Save the Sound is a Connecticut environmental organization dedicated to protecting the land, air and water in Connecticut and Long Island Sound. The group hired hydrogeologist Peter Dermody of Dermody Consulting in Center Moriches to analyze environmental studies performed on the island from 1999 to 2016.
The federally owned island, home to the Plum Island Animal Disease Center, has been for sale since 2013, as the Department of Homeland Security plans to build a National Bio and Agro-Defense Facility in Kansas and move its operations there.
“We know that there are dozens of areas throughout the island where waste materials were landfilled and partial investigations were performed,” Mr. Dermody said in a press release. “However, the investigations were not in compliance with the New York State Department of Environmental Conservation landfill regulations or the New York State Department of Health soil vapor intrusion guidance.”
He said he had questions about groundwater testing, soil vapor testing, landfills and oil spills, as well as the status of a decommissioned building.
In 2013, after the 840-acre island was put up for sale, Gov. Andrew Cuomo sent Homeland Security a letter requesting it propose a work plan to address the remaining issues there and implement a site-wide groundwater initiative. In November, Homeland Security provided the DEC with a document entitled
“After Action Report for Addressing Data Gaps at Former WMAs [waste management areas] and AOPCs [areas of potential concern], Plum Island Animal Disease Center.” That document has not yet been made public, according to a press release from Save the Sound.
In August, Democratic senators Kirsten Gillibrand and Chuck Schumer of New York and Richard Blumenthal and Chris Murphy of Connecticut announced the Plum Island Conservation Act, which would repeal laws passed in 2009 and 2012 that originally allowed the federal effort to sell the island to the highest bidder.
“There’s a disturbing disconnect here between the federal agencies,” said Louise Harrison, New York natural areas coordinator for Save the Sound. “The General Services Administration is pushing forward to sell the island while Homeland Security is dragging its feet on the plan to clean it up. We’re concerned that this extended delay and drawn-out process will further stretch DEC’s already strained resources.”
Dermody Consulting identified several key actions to be taken, including continued groundwater sampling, sampling at landfill sites and testing of soil samples for volatile organic compounds, among others.

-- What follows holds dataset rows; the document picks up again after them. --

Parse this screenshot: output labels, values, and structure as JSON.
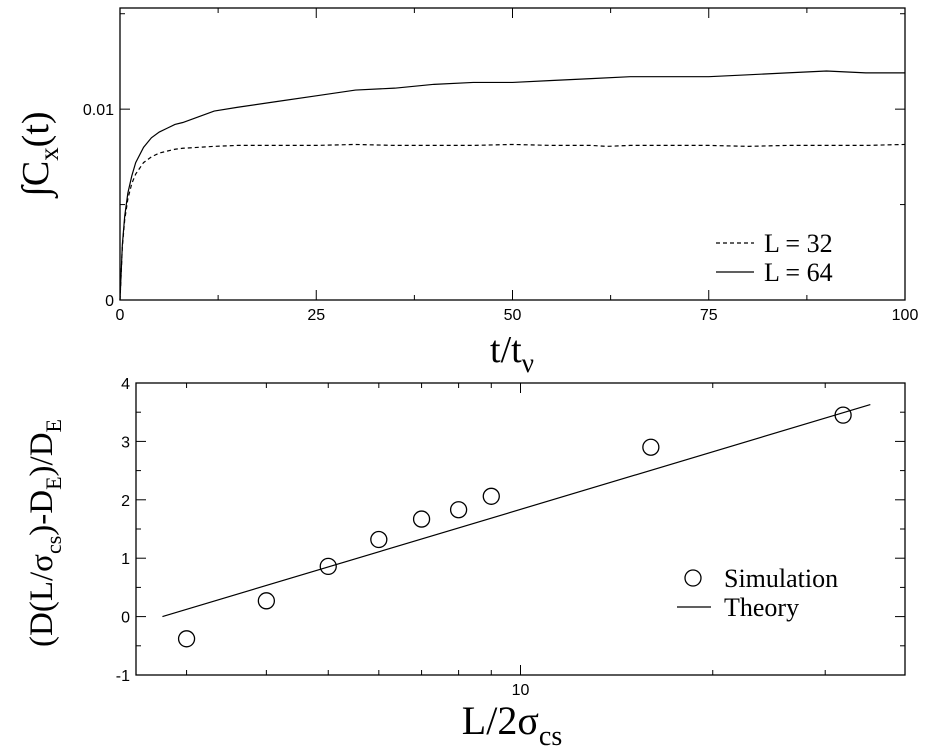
{
  "chart_data": [
    {
      "type": "line",
      "xlabel": {
        "main": "t/t",
        "sub": "ν"
      },
      "ylabel": {
        "main": "∫C",
        "sub": "x",
        "tail": "(t)"
      },
      "xlim": [
        0,
        100
      ],
      "ylim": [
        0,
        0.0153
      ],
      "xticks": [
        0,
        25,
        50,
        75,
        100
      ],
      "xtick_labels": [
        "0",
        "25",
        "50",
        "75",
        "100"
      ],
      "yticks": [
        0,
        0.01
      ],
      "ytick_labels": [
        "0",
        "0.01"
      ],
      "legend": "bottom-right",
      "series": [
        {
          "name": "L = 32",
          "style": "dashed",
          "x": [
            0,
            0.3,
            0.6,
            1,
            1.5,
            2,
            3,
            4,
            5,
            6,
            7,
            8,
            10,
            12,
            15,
            20,
            25,
            30,
            35,
            40,
            45,
            50,
            55,
            60,
            62,
            65,
            70,
            75,
            80,
            85,
            90,
            95,
            100
          ],
          "y": [
            0,
            0.0028,
            0.0042,
            0.0053,
            0.0061,
            0.0066,
            0.0072,
            0.0075,
            0.0077,
            0.0078,
            0.0079,
            0.00795,
            0.008,
            0.00805,
            0.0081,
            0.0081,
            0.0081,
            0.00815,
            0.0081,
            0.0081,
            0.0081,
            0.00815,
            0.0081,
            0.0081,
            0.00805,
            0.0081,
            0.0081,
            0.0081,
            0.00805,
            0.0081,
            0.0081,
            0.0081,
            0.00815
          ]
        },
        {
          "name": "L = 64",
          "style": "solid",
          "x": [
            0,
            0.3,
            0.6,
            1,
            1.5,
            2,
            3,
            4,
            5,
            6,
            7,
            8,
            10,
            12,
            15,
            20,
            25,
            30,
            35,
            40,
            45,
            50,
            55,
            60,
            65,
            70,
            75,
            80,
            85,
            90,
            95,
            100
          ],
          "y": [
            0,
            0.0029,
            0.0044,
            0.0056,
            0.0065,
            0.0072,
            0.008,
            0.0085,
            0.0088,
            0.009,
            0.0092,
            0.0093,
            0.0096,
            0.0099,
            0.0101,
            0.0104,
            0.0107,
            0.011,
            0.0111,
            0.0113,
            0.0114,
            0.0114,
            0.0115,
            0.0116,
            0.0117,
            0.0117,
            0.0117,
            0.0118,
            0.0119,
            0.012,
            0.0119,
            0.0119
          ]
        }
      ]
    },
    {
      "type": "scatter",
      "xlabel": {
        "main": "L/2σ",
        "sub": "cs"
      },
      "ylabel": {
        "pre": "(D(L/σ",
        "sub1": "cs",
        "mid": ")-D",
        "sub2": "E",
        "post": ")/D",
        "sub3": "E"
      },
      "xscale": "log",
      "xlim": [
        2.5,
        40
      ],
      "ylim": [
        -1,
        4
      ],
      "xticks_major": [
        10
      ],
      "xtick_labels": [
        "10"
      ],
      "xticks_minor": [
        3,
        4,
        5,
        6,
        7,
        8,
        9,
        20,
        30
      ],
      "yticks": [
        -1,
        0,
        1,
        2,
        3,
        4
      ],
      "ytick_labels": [
        "-1",
        "0",
        "1",
        "2",
        "3",
        "4"
      ],
      "legend": "center-right",
      "series": [
        {
          "name": "Simulation",
          "style": "open-circle",
          "x": [
            3,
            4,
            5,
            6,
            7,
            8,
            9,
            16,
            32
          ],
          "y": [
            -0.38,
            0.27,
            0.86,
            1.32,
            1.67,
            1.83,
            2.06,
            2.9,
            3.45
          ]
        },
        {
          "name": "Theory",
          "style": "solid",
          "x": [
            2.75,
            35.3
          ],
          "y": [
            0.0,
            3.63
          ]
        }
      ]
    }
  ]
}
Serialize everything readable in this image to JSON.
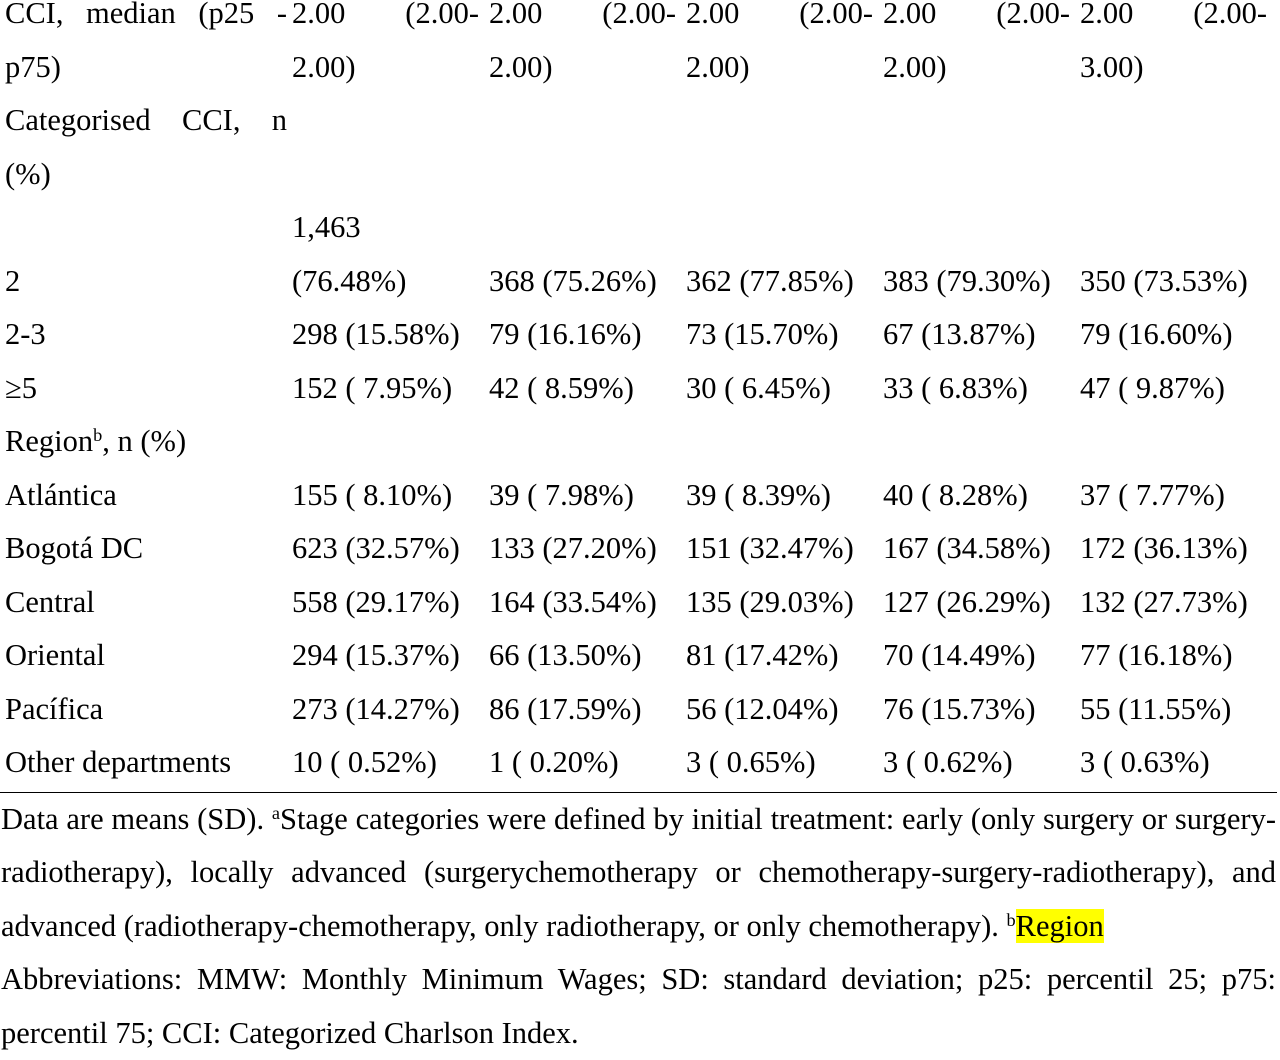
{
  "table": {
    "rows": [
      {
        "label": "CCI, median (p25 - p75)",
        "cells": [
          "2.00 (2.00-2.00)",
          "2.00 (2.00-2.00)",
          "2.00 (2.00-2.00)",
          "2.00 (2.00-2.00)",
          "2.00 (2.00-3.00)"
        ]
      },
      {
        "label": "Categorised CCI, n (%)"
      },
      {
        "label": "2",
        "cells": [
          "1,463 (76.48%)",
          "368 (75.26%)",
          "362 (77.85%)",
          "383 (79.30%)",
          "350 (73.53%)"
        ]
      },
      {
        "label": "2-3",
        "cells": [
          "298 (15.58%)",
          "79 (16.16%)",
          "73 (15.70%)",
          "67 (13.87%)",
          "79 (16.60%)"
        ]
      },
      {
        "label": "≥5",
        "cells": [
          "152 ( 7.95%)",
          "42 ( 8.59%)",
          "30 ( 6.45%)",
          "33 ( 6.83%)",
          "47 ( 9.87%)"
        ]
      },
      {
        "label": "Region",
        "label_sup": "b",
        "label_rest": ", n (%)"
      },
      {
        "label": "Atlántica",
        "cells": [
          "155 ( 8.10%)",
          "39 ( 7.98%)",
          "39 ( 8.39%)",
          "40 ( 8.28%)",
          "37 ( 7.77%)"
        ]
      },
      {
        "label": "Bogotá DC",
        "cells": [
          "623 (32.57%)",
          "133 (27.20%)",
          "151 (32.47%)",
          "167 (34.58%)",
          "172 (36.13%)"
        ]
      },
      {
        "label": "Central",
        "cells": [
          "558 (29.17%)",
          "164 (33.54%)",
          "135 (29.03%)",
          "127 (26.29%)",
          "132 (27.73%)"
        ]
      },
      {
        "label": "Oriental",
        "cells": [
          "294 (15.37%)",
          "66 (13.50%)",
          "81 (17.42%)",
          "70 (14.49%)",
          "77 (16.18%)"
        ]
      },
      {
        "label": "Pacífica",
        "cells": [
          "273 (14.27%)",
          "86 (17.59%)",
          "56 (12.04%)",
          "76 (15.73%)",
          "55 (11.55%)"
        ]
      },
      {
        "label": "Other departments",
        "cells": [
          "10 ( 0.52%)",
          "1 ( 0.20%)",
          "3 ( 0.65%)",
          "3 ( 0.62%)",
          "3 ( 0.63%)"
        ]
      }
    ]
  },
  "footnote": {
    "intro": "Data are means (SD). ",
    "sup_a": "a",
    "stage_note": "Stage categories were defined by initial treatment: early (only surgery or surgery-radiotherapy), locally advanced (surgerychemotherapy or chemotherapy-surgery-radiotherapy), and advanced (radiotherapy-chemotherapy, only radiotherapy, or only chemotherapy). ",
    "sup_b": "b",
    "region_note": "Region",
    "abbreviations": "Abbreviations: MMW: Monthly Minimum Wages; SD: standard deviation; p25: percentil 25; p75: percentil 75; CCI: Categorized Charlson Index."
  }
}
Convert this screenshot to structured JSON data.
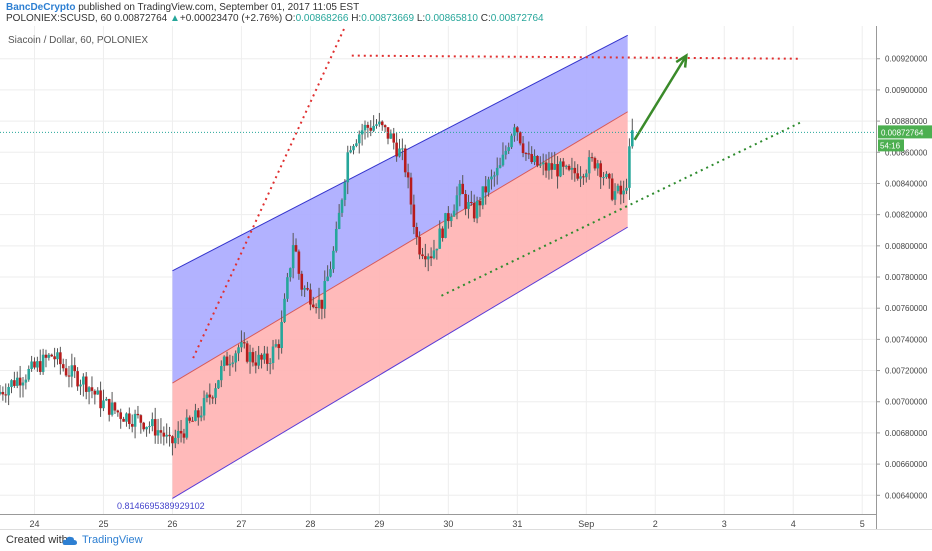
{
  "header": {
    "author": "BancDeCrypto",
    "published": "published on TradingView.com, September 01, 2017 11:05 EST",
    "symbol": "POLONIEX:SCUSD, 60",
    "last": "0.00872764",
    "change_arrow": "▲",
    "change": "+0.00023470 (+2.76%)",
    "ohlc": {
      "o_label": "O:",
      "o": "0.00868266",
      "h_label": "H:",
      "h": "0.00873669",
      "l_label": "L:",
      "l": "0.00865810",
      "c_label": "C:",
      "c": "0.00872764"
    }
  },
  "footer": {
    "created_with": "Created with",
    "brand": "TradingView",
    "icon": "tradingview-cloud-icon"
  },
  "colors": {
    "up_candle": "#26a69a",
    "down_candle": "#b71c1c",
    "wick": "#555555",
    "channel_upper_fill": "#aaaaff",
    "channel_lower_fill": "#ffb3b3",
    "channel_upper_line": "#3333cc",
    "channel_lower_line": "#5a3bd6",
    "channel_mid_line": "#d65a5a",
    "red_dotted": "#e03030",
    "green_dotted": "#2e8b2e",
    "arrow": "#3a8a2a",
    "price_label_bg": "#4caf50"
  },
  "chart_data": {
    "type": "candlestick",
    "title": "Siacoin / Dollar, 60, POLONIEX",
    "x_ticks": [
      "24",
      "25",
      "26",
      "27",
      "28",
      "29",
      "30",
      "31",
      "Sep",
      "2",
      "3",
      "4",
      "5"
    ],
    "y_ticks": [
      "0.00640000",
      "0.00660000",
      "0.00680000",
      "0.00700000",
      "0.00720000",
      "0.00740000",
      "0.00760000",
      "0.00780000",
      "0.00800000",
      "0.00820000",
      "0.00840000",
      "0.00860000",
      "0.00880000",
      "0.00900000",
      "0.00920000"
    ],
    "ylim": [
      0.00628,
      0.00941
    ],
    "xlim": [
      23.5,
      36.2
    ],
    "current_price_label": "0.00872764",
    "countdown_label": "54:16",
    "channel_annotation": "0.8146695389929102",
    "price_path": [
      [
        23.5,
        0.00705
      ],
      [
        23.8,
        0.00715
      ],
      [
        24.0,
        0.0072
      ],
      [
        24.3,
        0.0073
      ],
      [
        24.5,
        0.0072
      ],
      [
        24.8,
        0.00712
      ],
      [
        25.0,
        0.007
      ],
      [
        25.3,
        0.00692
      ],
      [
        25.6,
        0.00688
      ],
      [
        25.9,
        0.0068
      ],
      [
        26.0,
        0.00672
      ],
      [
        26.2,
        0.00682
      ],
      [
        26.4,
        0.0069
      ],
      [
        26.6,
        0.00705
      ],
      [
        26.8,
        0.00725
      ],
      [
        27.0,
        0.00735
      ],
      [
        27.2,
        0.00728
      ],
      [
        27.4,
        0.00725
      ],
      [
        27.6,
        0.0074
      ],
      [
        27.8,
        0.00805
      ],
      [
        27.9,
        0.00775
      ],
      [
        28.0,
        0.0077
      ],
      [
        28.2,
        0.00762
      ],
      [
        28.4,
        0.008
      ],
      [
        28.6,
        0.00865
      ],
      [
        28.8,
        0.00875
      ],
      [
        29.0,
        0.00878
      ],
      [
        29.2,
        0.0087
      ],
      [
        29.4,
        0.00855
      ],
      [
        29.6,
        0.008
      ],
      [
        29.8,
        0.00795
      ],
      [
        30.0,
        0.00815
      ],
      [
        30.2,
        0.00835
      ],
      [
        30.4,
        0.0082
      ],
      [
        30.6,
        0.00838
      ],
      [
        30.8,
        0.0085
      ],
      [
        30.9,
        0.00865
      ],
      [
        31.0,
        0.0088
      ],
      [
        31.2,
        0.00855
      ],
      [
        31.4,
        0.0085
      ],
      [
        31.6,
        0.0085
      ],
      [
        31.8,
        0.00845
      ],
      [
        32.0,
        0.0085
      ],
      [
        32.2,
        0.00855
      ],
      [
        32.4,
        0.00835
      ],
      [
        32.6,
        0.00832
      ],
      [
        32.7,
        0.00872
      ]
    ],
    "channel": {
      "start": {
        "x": 26.0,
        "top": 0.00784,
        "mid": 0.00712,
        "bottom": 0.00638
      },
      "end": {
        "x": 32.6,
        "top": 0.00935,
        "mid": 0.00886,
        "bottom": 0.00812
      }
    },
    "red_dotted_up": [
      [
        26.3,
        0.00728
      ],
      [
        28.6,
        0.0095
      ]
    ],
    "red_dotted_horizontal": [
      [
        28.6,
        0.00922
      ],
      [
        35.1,
        0.0092
      ]
    ],
    "green_dotted_support": [
      [
        29.9,
        0.00768
      ],
      [
        35.1,
        0.00879
      ]
    ],
    "green_arrow": [
      [
        32.7,
        0.00868
      ],
      [
        33.45,
        0.00922
      ]
    ]
  }
}
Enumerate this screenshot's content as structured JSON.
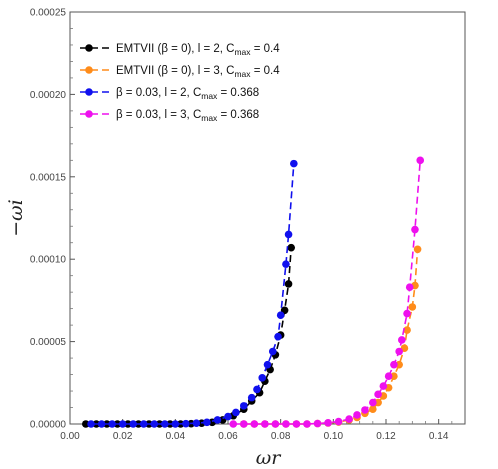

“DEC continues to oversee the Department of Homeland Security and the General Services Administration as they undertake the necessary investigations and cleanup of contamination on Plum Island,” DEC regional director Carrie Meek Gallagher said. “DEC is currently reviewing a required after-action report and the data presented will guide further cleanup actions on the island. The state will continue to hold federal Homeland Security staff and contractors accountable for implementing the most effective multi-media investigation and remediation work necessary.”
Ms. Harrison is asking Homeland Security and New York State to agree on a comprehensive work plan so the federal government can get started on a full cleanup that meets the state’s standards. She also said Save the Sound would like 80 percent of the island preserved for wildlife.
“Everyone wants Plum Island cleaned up for the multitude of species that call it home and the people who visit and do research there,” Ms. Harrison said. “And it benefits everyone to dispense with contamination rumors and instead get the facts.”